Republished with permission from Machine Design, a brand in Endeavor Business Media’s Design & Engineering Group alongside Laser Focus World.
At a Glance:
- Health and medical devices constitute a substantial waste stream and pose costly disposal challenges for manufacturers and health providers alike.
- Closed-loop recycling that could recover and reuse components and materials are a boon to the device manufacturer’s bottom line.
- A patented Branson plastic welding process, known as Simultaneous Through-Transmission Infrared (STTIr) laser welding, safely and nondestructively “unwelds” plastics commonly used in medical devices and wearables.
As global populations grow and age, demand is increasing for all sorts of medical devices, from wearable fitness and condition monitors to lightweight and easy-to-use therapeutic and drug delivery devices. Wearables include smart watches and fitness trackers, wearable blood pressure monitors and pulse oximeters, and a growing range of bio- and virus-detecting sensors. There are also testing and therapeutic products including blood-glucose testing devices and wearable continuous glucose monitors, epinephrine and insulin pens, and implantable insulin infusion-delivery devices.
Taken together, health and medical devices constitute a substantial waste stream and pose costly disposal challenges for manufacturers, health providers and consumers. Many of these devices are powered and contain valuable components that can be recovered and reused, such as batteries, specialized circuitry and logic, precious metals, plastics and more. Today, however, few such devices are subject to recovery, reuse, or recycling.
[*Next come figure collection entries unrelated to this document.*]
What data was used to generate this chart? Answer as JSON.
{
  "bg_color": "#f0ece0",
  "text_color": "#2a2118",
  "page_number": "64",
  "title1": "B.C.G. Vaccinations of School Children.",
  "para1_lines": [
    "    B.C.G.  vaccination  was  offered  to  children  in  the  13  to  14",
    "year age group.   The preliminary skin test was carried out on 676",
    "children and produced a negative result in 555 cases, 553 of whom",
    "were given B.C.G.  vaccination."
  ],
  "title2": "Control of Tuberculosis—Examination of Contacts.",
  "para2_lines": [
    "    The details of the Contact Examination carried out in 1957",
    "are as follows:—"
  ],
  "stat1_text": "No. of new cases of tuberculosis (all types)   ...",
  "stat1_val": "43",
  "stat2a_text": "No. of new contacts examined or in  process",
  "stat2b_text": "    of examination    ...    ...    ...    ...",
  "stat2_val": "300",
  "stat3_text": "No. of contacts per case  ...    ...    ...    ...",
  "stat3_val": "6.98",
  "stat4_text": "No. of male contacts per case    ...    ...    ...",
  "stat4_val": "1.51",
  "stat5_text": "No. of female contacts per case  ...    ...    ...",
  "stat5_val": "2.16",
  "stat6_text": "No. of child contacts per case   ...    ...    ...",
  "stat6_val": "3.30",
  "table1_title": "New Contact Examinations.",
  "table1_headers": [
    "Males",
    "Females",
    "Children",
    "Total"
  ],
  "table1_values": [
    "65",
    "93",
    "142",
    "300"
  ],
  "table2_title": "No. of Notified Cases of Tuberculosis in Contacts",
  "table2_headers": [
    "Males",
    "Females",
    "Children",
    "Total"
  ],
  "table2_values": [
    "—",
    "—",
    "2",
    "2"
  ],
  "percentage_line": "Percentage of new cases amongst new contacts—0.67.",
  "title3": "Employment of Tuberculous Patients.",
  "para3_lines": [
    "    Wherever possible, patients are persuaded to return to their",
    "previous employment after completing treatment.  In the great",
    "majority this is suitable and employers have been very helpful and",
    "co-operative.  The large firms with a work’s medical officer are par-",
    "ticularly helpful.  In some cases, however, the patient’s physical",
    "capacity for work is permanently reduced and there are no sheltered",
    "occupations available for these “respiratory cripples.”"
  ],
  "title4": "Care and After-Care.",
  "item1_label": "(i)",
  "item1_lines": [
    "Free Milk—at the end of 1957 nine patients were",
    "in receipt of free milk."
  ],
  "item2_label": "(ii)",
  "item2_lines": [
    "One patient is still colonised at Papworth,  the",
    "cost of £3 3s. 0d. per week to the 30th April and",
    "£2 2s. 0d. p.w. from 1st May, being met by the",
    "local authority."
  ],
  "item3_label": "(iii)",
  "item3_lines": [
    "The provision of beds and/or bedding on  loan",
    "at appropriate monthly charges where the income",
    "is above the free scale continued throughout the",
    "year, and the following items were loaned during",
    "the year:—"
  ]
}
Obviously, any method of closed-loop recycling that could recover and reuse valuable components and materials could pay off handsomely for a device manufacturer’s bottom line. Thus, medical devices designed for use in a circular economy are getting a lot of attention.
Consider the structure of a typical “smart” medical device: Typically, it is a collection of components—power, electronics, readout, sensors—that are sealed into a compact, wearable or portable plastic case. Examples include a wristwatch or monitor on a wrist band, a handheld monitor, a sensor on a pendant, a finger-clip oximeter or a blood pressure cuff with a compact inflator/readout unit. Because ultrasonic and laser welds can economically and permanently bond durable plastics, they are often crucial to protecting sensitive device components.
But “permanent” welds are a double-edged sword. Should any devices fail performance tests during manufacturing, permanent welds (ultrasonic, laser etc.) cannot be opened without destructive disassembly. This makes it difficult for manufacturers to conduct failure analysis and can be challenging to recover valuable internal components for future use. So, as a practical matter, failed devices and all their valuable components become process waste. And that is a loss for manufacturers.
With an eye toward designing medical devices that serve the circular economy and reduce waste streams, device makers are taking increased interest in product designs and assembly technologies that can better support closed-loop recycling. The first and most obvious step in this process is to reduce and eliminate manufacturing waste by effectively reusing available components.
In response to inquiries from device makers, Emerson experts have developed a Branson plastic welding process that can safely and nondestructively “unweld” plastics commonly used in the bodies and cases of common medical devices and wearables. The process, which is now in commercial trials, employs the patented Simultaneous Through-Transmission Infrared (STTIr) laser welding technology developed by Emerson, together with product-specific disassembly tooling.
Using the experimental unwelding technology, device makers are successfully opening up plastic device cases, enabling nondestructive failure analysis and recovery of valuable, functional parts (such as wireless transmitter/receiver components, printed circuit boards, electronic subassemblies, displays and batteries) for assembly into new devices. Even the plastics from the disassembled devices are available for reprocessing or recycling.
This new unwelding process represents a substantial first step for manufacturers seeking closed-loop medical device reprocessing or recycling. It offers a means to maximize product yield and utilization of available components and materials—all the while minimizing waste and disposal costs associated with the manufacturing process—helping manufacturers pursuing UL 2799A, the Standard for Environmental Claim Validation Procedure (ECVP) for Zero Waste Classifications.
While the immediate manufacturing benefits are potentially significant, the greater promise of this unwelding-disassembly technology may be found in the circular economy of the not-so-distant future. What if manufacturers, faced with high volumes of post-consumer medical devices, could safely and successfully disassemble them, recover high-value components and reprocess them for use in new devices?
What if, in the case of biohazardous wastes, such as dialysis care devices, they could perfect a way to disassemble, remove and segregate biohazardous components, then divide the remaining components—typically 90% or more of the device’s volume—for reprocessing, recycling or disposal?
Both of these scenarios offer almost unlimited potential, opening the door to large-scale recovery and reprocessing of millions of components and devices. In addition, the waste and cost-reduction potential alone is enormous, since the disposal of regulated medical waste costs 50 to 100 times more than the disposal of ordinary waste.